Homework 5

Instructions

Homework 5 has been posted on Canvas, and just as with Homework 4, you can download a Quarto document from the Homework 5 Canvas assignment that has the homework instructions/problems and spaces for you to add/modify text and code. You’ll upload that qmd file and its rendered html file as your homework submission. I’ve also posted the instructions here, and if you prefer, you can create a new Quarto document from scratch and answer these problems in it instead of the one provided on the Homework 5 Canvas assignment.

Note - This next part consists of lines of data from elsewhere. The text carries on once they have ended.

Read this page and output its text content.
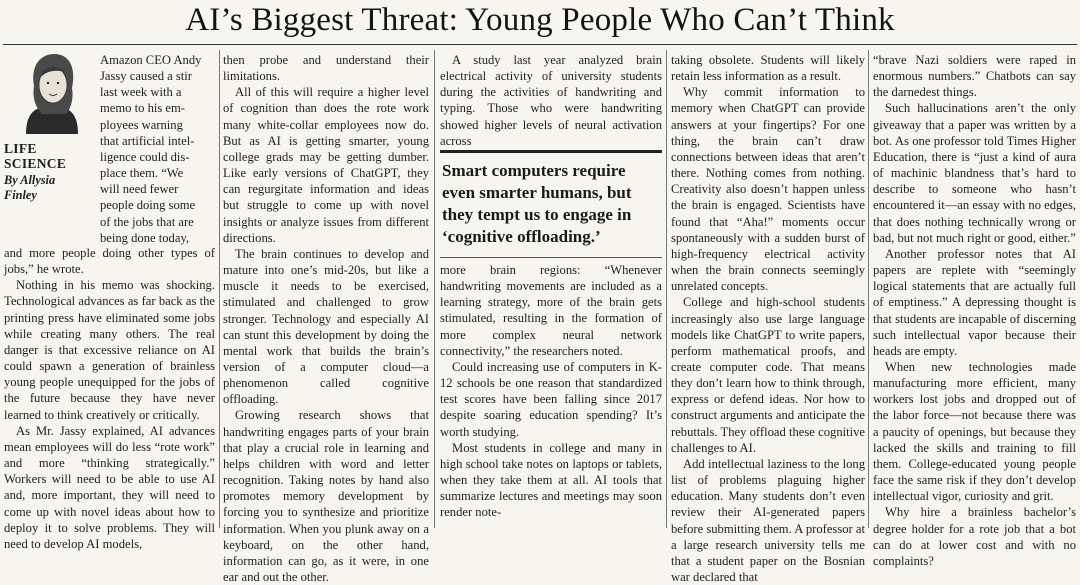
AI’s Biggest Threat: Young People Who Can’t Think
LIFE SCIENCE
By Allysia Finley
Amazon CEO Andy
Jassy caused a stir
last week with a
memo to his em-
ployees warning
that artificial intel-
ligence could dis-
place them. “We
will need fewer
people doing some
of the jobs that are
being done today,

and more people doing other types of jobs,” he wrote.

Nothing in his memo was shocking. Technological advances as far back as the printing press have eliminated some jobs while creating many others. The real danger is that excessive reliance on AI could spawn a generation of brainless young people unequipped for the jobs of the future because they have never learned to think creatively or critically.

As Mr. Jassy explained, AI advances mean employees will do less “rote work” and more “thinking strategically.” Workers will need to be able to use AI and, more important, they will need to come up with novel ideas about how to deploy it to solve problems. They will need to develop AI models,

then probe and understand their limitations.

All of this will require a higher level of cognition than does the rote work many white-collar employees now do. But as AI is getting smarter, young college grads may be getting dumber. Like early versions of ChatGPT, they can regurgitate information and ideas but struggle to come up with novel insights or analyze issues from different directions.

The brain continues to develop and mature into one’s mid-20s, but like a muscle it needs to be exercised, stimulated and challenged to grow stronger. Technology and especially AI can stunt this development by doing the mental work that builds the brain’s version of a computer cloud—a phenomenon called cognitive offloading.

Growing research shows that handwriting engages parts of your brain that play a crucial role in learning and helps children with word and letter recognition. Taking notes by hand also promotes memory development by forcing you to synthesize and prioritize information. When you plunk away on a keyboard, on the other hand, information can go, as it were, in one ear and out the other.

A study last year analyzed brain electrical activity of university students during the activities of handwriting and typing. Those who were handwriting showed higher levels of neural activation across

Smart computers require even smarter humans, but they tempt us to engage in ‘cognitive offloading.’

more brain regions: “Whenever handwriting movements are included as a learning strategy, more of the brain gets stimulated, resulting in the formation of more complex neural network connectivity,” the researchers noted.

Could increasing use of computers in K-12 schools be one reason that standardized test scores have been falling since 2017 despite soaring education spending? It’s worth studying.

Most students in college and many in high school take notes on laptops or tablets, when they take them at all. AI tools that summarize lectures and meetings may soon render note-

taking obsolete. Students will likely retain less information as a result.

Why commit information to memory when ChatGPT can provide answers at your fingertips? For one thing, the brain can’t draw connections between ideas that aren’t there. Nothing comes from nothing. Creativity also doesn’t happen unless the brain is engaged. Scientists have found that “Aha!” moments occur spontaneously with a sudden burst of high-frequency electrical activity when the brain connects seemingly unrelated concepts.

College and high-school students increasingly also use large language models like ChatGPT to write papers, perform mathematical proofs, and create computer code. That means they don’t learn how to think through, express or defend ideas. Nor how to construct arguments and anticipate the rebuttals. They offload these cognitive challenges to AI.

Add intellectual laziness to the long list of problems plaguing higher education. Many students don’t even review their AI-generated papers before submitting them. A professor at a large research university tells me that a student paper on the Bosnian war declared that

“brave Nazi soldiers were raped in enormous numbers.” Chatbots can say the darnedest things.

Such hallucinations aren’t the only giveaway that a paper was written by a bot. As one professor told Times Higher Education, there is “just a kind of aura of machinic blandness that’s hard to describe to someone who hasn’t encountered it—an essay with no edges, that does nothing technically wrong or bad, but not much right or good, either.”

Another professor notes that AI papers are replete with “seemingly logical statements that are actually full of emptiness.” A depressing thought is that students are incapable of discerning such intellectual vapor because their heads are empty.

When new technologies made manufacturing more efficient, many workers lost jobs and dropped out of the labor force—not because there was a paucity of openings, but because they lacked the skills and training to fill them. College-educated young people face the same risk if they don’t develop intellectual vigor, curiosity and grit.

Why hire a brainless bachelor’s degree holder for a rote job that a bot can do at lower cost and with no complaints?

In that case, you will submit that qmd file and the html file you get when you render it.

  • Modify this document to complete your homework for Homework 5.
  • Post questions on Ed Discussion, discuss with each other, and get as far as you can on these problems.
  • If by the time the homework is due you have worked on a problem but did’t fully complete it, feel free to leave your work so far and write about where you’re stuck or what is going wrong or what your question is, and your peer evaluator might have some input.
  • Feel free to change the format of this document in ways that you think make the output look nicer or easier to read, but keep the general structure (sections, questions, etc) so that your peer reviewer knows which part is which.

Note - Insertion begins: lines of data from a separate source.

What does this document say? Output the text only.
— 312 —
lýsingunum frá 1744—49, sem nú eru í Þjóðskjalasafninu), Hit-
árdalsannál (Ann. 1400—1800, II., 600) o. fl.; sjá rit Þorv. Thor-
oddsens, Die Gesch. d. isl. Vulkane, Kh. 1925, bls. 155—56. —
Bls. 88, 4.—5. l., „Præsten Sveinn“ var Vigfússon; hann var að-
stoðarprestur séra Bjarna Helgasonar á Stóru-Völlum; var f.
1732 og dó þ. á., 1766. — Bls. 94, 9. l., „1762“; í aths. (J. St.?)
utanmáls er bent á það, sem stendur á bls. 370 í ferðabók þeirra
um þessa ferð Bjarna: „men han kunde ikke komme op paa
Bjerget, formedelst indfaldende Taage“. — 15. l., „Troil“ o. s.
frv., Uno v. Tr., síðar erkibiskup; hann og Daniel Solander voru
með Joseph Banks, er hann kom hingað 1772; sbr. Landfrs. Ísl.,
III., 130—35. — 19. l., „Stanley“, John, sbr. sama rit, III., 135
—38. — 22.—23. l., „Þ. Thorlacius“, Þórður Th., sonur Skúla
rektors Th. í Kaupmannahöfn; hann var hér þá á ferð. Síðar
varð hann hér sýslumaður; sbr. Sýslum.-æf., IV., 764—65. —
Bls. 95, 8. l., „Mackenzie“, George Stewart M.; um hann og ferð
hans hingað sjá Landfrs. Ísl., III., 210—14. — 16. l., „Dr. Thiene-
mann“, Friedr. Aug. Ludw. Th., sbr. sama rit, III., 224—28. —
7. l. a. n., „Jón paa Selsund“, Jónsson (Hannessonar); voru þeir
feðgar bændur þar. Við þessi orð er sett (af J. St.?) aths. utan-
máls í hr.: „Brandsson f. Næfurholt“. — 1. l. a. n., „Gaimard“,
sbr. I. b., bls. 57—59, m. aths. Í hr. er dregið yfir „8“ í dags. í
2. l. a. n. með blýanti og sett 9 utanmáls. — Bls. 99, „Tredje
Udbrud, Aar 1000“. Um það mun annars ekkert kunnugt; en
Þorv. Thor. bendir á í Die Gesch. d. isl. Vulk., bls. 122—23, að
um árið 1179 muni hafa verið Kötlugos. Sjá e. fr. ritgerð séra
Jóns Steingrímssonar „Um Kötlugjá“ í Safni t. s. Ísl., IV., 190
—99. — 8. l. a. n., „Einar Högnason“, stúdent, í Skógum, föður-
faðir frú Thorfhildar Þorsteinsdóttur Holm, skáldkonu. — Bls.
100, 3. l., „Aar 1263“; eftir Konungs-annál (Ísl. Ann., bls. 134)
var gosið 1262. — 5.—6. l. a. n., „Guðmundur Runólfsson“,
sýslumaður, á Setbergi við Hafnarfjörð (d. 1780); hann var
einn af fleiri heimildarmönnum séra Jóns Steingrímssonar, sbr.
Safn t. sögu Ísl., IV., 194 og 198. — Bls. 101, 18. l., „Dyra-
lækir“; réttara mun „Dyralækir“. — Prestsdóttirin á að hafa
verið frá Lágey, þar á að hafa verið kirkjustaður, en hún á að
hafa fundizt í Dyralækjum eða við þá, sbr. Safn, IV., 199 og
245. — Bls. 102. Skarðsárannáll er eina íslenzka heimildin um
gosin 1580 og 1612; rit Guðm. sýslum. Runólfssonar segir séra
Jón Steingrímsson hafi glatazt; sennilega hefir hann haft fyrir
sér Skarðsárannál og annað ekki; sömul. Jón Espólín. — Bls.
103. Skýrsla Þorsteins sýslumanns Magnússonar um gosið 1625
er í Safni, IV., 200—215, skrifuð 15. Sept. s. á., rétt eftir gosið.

Section A: Pivoting with the gapminder dataset

  1. We saw in lecture how to pivot n_obs_by_year_cont wider:
obs_by_year_cont_wider = n_obs_by_year_cont %>%
  pivot_wider(
    # get the names for the new columns from the continent column
    names_from = continent,
    # get the values for the new columns from the n.obs column
    values_from = n.obs
  )

Write code to pivot obs_by_year_cont_wider longer and call the resulting table obs_by_year_cont_longer. You should find that obs_by_year_cont_longer is the same as n_obs_by_year_cont. Use kable() to display the two tables neatly in your rendered html file.

# your code here
  1. Following the example from class using %in%, create a subset of the gapminder dataset that has just the data for Argentina, El Salvador, and Uruguay before 1990, and give this dataset an appropriate name. Then reformat the dataset so that each row is a country, each column is a year, and each cell of the table is the per-capita GDP. (If you would like a little extra challenge, make each cell of the table the total GDP by multiplying population and per-capita GDP.) Display the table in the rendered html file using kable().
# your code here
  1. For extra practice, work your way through some of the examples here for both pivoting longer and pivoting wider. These examples are designed to help you gradually learn about additional options you can set during pivoting and how to handle problems of varying complexity. I recommend trying the first couple examples in the pivoting longer section and the tidycensus example in the pivoting wider section. For each example you check out, I recommend first reading the section about it and the code that goes with it, then try it out yourself. For many of them you don’t have to install any new packages, but some like tidycensus will require that you install a package (such as tidycensus) first in order to access the dataset they use. Then explain (here, in text, below this problem and before Section B) one or two things you learned.

Section B: Plots

In this section, the code chunks are not created for you. Create a new code chunk below each problem and before the next to put your code for that problem. If the problem asks you questions that you should answer in words instead of code, write your answers in text below the problem rather than as comments in the code.

  1. Plot per-capita GDP versus life expectancy for Colombia as a line, points, or both. Give the plot appropriate axis labels and a title. Try out a few themes and use a theme you like. Set the color and transparency of the line/points.

  2. Plot per-capita GDP over time for Argentina, El Salvador, and Uruguay before 1990. Make the plot three different ways: first plot all three countries on the same plot, then use facet_wrap() to plot each country in its own subplot, then use facet_grid(). Comment on which plot settings you need for each plot, if there are any that differ between the two plots. Also comment on what happens if you omit the facet_wrap argument scales = "free".

  3. Combine pivoting and facet_grid() to make a plot with 9 subplots in a 3x3 grid, where the columns are country (Japan, China, or South Korea), the rows are variables (life expectancy, population, or per-capita GDP), and the x-axis is time. Use scales = "free_y" as an argument to facet_grid(). Your plot should look something like this:

Take your time with this. Break the problem down into steps. Identify at least one step you’ll have to do, and then work backwards or forwards from there: What do I need to do in order to be able to do that step? What will I do once I have that step?

If you have time, here are further extensions you can try with this plot:

  • Improve the axis labels, theme, and/or other features.
  • Scale the variables so that the y-axis scales are nicer or more easily readable.
  • What could you do to get the variables to be labeld in the plot as “Population”, “LifeExpectancy”, and “GDPperCapita”? (If you want, you can go further and try to make them “Population”, “Life Expectancy”, and “GDP per Capita” and even add units.)
  • Try using scales = "free" in facet_grid. Does it do what you expect? Try replacing facet_grid(..., scales = "free") with ggh4x::facet_grid2(..., scales = "free_y", independent = "y"), i.e. use the facet_grid2() function from the ggh4x package, and see how you like it.